Mais de fait, tout est construit sur le meme principe, se focaliser sur ses personnages et le reste n’est la que donner le cadre ou exprimer les sentiments. Le generique de fin tombé, on comprends qu’on a assisté, comme souvent (toujours?) chez Sternberg a un film manifeste!
Toute la dernière partie est en cela extraordinaire.
Rien n’est credible:
- Spoiler (cliquez pour afficher)
- Bull Weed s’evade tout seul de la prison, en assomant un vague gardien.
Les personnages attendent, la femme dans une rue deserte, l’homme a la gare au milleu de plein de flics pas vraiment discrets.
Quand à l’assaut final, il laisse proprement sans voix:
- Spoiler (cliquez pour afficher)
- quand et où as t’on vu un tel déferlement de violence?
Mais au centre de cette action, qui n’est que la transcription tangible de l’état du personnage principal, le drame se cristallise et se dénoue, avec une puissance et une limpidité que seuls les genies du cinema muet semblent avoir été capable de réaliser.

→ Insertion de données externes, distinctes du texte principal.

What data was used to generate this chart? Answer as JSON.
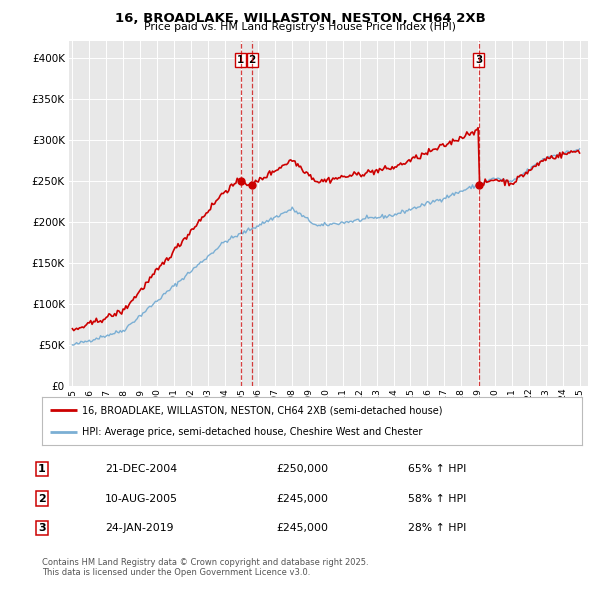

Ce qui n’implique pas l’absence d’humour au second degré :
- Spoiler (cliquez pour afficher)
- J’adore le gag de la hache plantée dans la porte, que l’on découvert quand Bancroft sort pour se rendre.
Je me souviens absolument pas à quoi resemble le
Scarface de Hawks mais difficile de croire que De Palma n’a pas Underworld en tete pour son film.

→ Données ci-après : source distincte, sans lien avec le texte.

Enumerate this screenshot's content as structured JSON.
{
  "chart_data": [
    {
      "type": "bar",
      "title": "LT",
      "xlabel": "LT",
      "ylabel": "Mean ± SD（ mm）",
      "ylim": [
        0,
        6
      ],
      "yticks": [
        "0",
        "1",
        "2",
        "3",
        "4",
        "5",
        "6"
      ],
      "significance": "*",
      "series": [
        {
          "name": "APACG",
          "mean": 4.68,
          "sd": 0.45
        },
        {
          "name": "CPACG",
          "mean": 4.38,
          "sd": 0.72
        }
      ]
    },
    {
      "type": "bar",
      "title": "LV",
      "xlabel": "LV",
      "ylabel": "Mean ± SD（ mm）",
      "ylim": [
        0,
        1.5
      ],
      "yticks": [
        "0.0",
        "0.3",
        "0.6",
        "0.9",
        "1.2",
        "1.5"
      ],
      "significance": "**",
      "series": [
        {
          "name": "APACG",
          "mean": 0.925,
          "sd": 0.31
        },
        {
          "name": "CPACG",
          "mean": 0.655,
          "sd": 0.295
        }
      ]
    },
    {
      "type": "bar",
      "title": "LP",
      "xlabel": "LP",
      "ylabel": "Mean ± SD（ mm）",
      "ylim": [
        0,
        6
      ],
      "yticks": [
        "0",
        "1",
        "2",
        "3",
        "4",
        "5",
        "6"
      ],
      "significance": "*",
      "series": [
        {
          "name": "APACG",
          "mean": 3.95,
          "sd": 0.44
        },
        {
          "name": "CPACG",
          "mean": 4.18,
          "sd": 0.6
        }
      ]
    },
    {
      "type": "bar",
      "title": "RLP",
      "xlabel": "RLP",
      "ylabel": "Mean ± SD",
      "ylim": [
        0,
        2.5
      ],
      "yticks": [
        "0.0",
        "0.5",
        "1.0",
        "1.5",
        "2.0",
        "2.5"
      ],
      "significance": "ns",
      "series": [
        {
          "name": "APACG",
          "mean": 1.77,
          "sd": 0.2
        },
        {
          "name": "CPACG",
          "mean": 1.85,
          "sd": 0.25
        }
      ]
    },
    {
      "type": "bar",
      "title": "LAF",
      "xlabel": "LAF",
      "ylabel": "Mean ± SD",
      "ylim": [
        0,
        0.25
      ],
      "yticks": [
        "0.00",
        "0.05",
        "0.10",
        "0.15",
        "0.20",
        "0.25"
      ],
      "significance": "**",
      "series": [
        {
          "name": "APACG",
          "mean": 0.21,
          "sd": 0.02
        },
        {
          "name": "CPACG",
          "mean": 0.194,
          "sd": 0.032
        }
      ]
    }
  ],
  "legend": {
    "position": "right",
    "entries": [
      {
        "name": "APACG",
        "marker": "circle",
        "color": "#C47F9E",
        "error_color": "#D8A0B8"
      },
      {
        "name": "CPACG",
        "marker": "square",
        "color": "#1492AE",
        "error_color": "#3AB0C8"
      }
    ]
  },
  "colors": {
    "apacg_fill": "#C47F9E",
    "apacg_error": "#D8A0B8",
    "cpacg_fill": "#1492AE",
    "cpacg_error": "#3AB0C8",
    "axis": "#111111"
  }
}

A dela du final déjà évoqué, il y a le passage où Bancroft regarde le message au neon en haut d’un immeuble : The city is yours !
Plastiquement le film est somptueux.
Le bal endiablé et les scenes qui suivent en sont l’exemple le plus emblématique.
L’excellente Evelyn Bret est superbe, habillée de plumes d’où son surnom. Elle est tres bien comme se sera aussi le cas dans Last command. C’est peu dire qu’elle est la version initiale de ce que sera Marlene peut apres. J’ai toujours plaisir à la retrouver dans ces deux films.
Georges Bancroft en fait trop mais un peu a la facon d’un Lon Chaney, car il a aussi une finesse de jeu qui transparaît souvent (visage, posture).
Le passage où, épuisé, hebeté, il donne son doigt trempé dans le lait à un chaton est je trouve magnifique.
C’est peut etre Clive Brooks qui est le plus lisse dans l’affaire. Rien a dire mais son personnage est un soupçon moins riche que les deux autres.
L’histoire dit que contre toute attente le film sera un gros succès (des salles organisant des séances de nuit en raison de la demande. C’est ce succès qui permettra à Sternberg de sortir de ses années de galère et gagné son statut de cineaste reconnu et respecté à hollywood.
Le film aura une forte influence sur le genre, tant il dresse les archétypes du film de gangster, voir du film noir
Un mot sur la copie: tiré d’une version 35mm celle-ci est tres propre mais manque parfoit un peu de définition. Difficile de savoir si c’est du a l’acquisition de l’image à l’origine ou à la qualité du matériel utilisé pour le scan ….
Enfin je déconseille le score d’Israel trop en soulignement et sugere l’autre score ou l’absence de toute musique (encore mieux).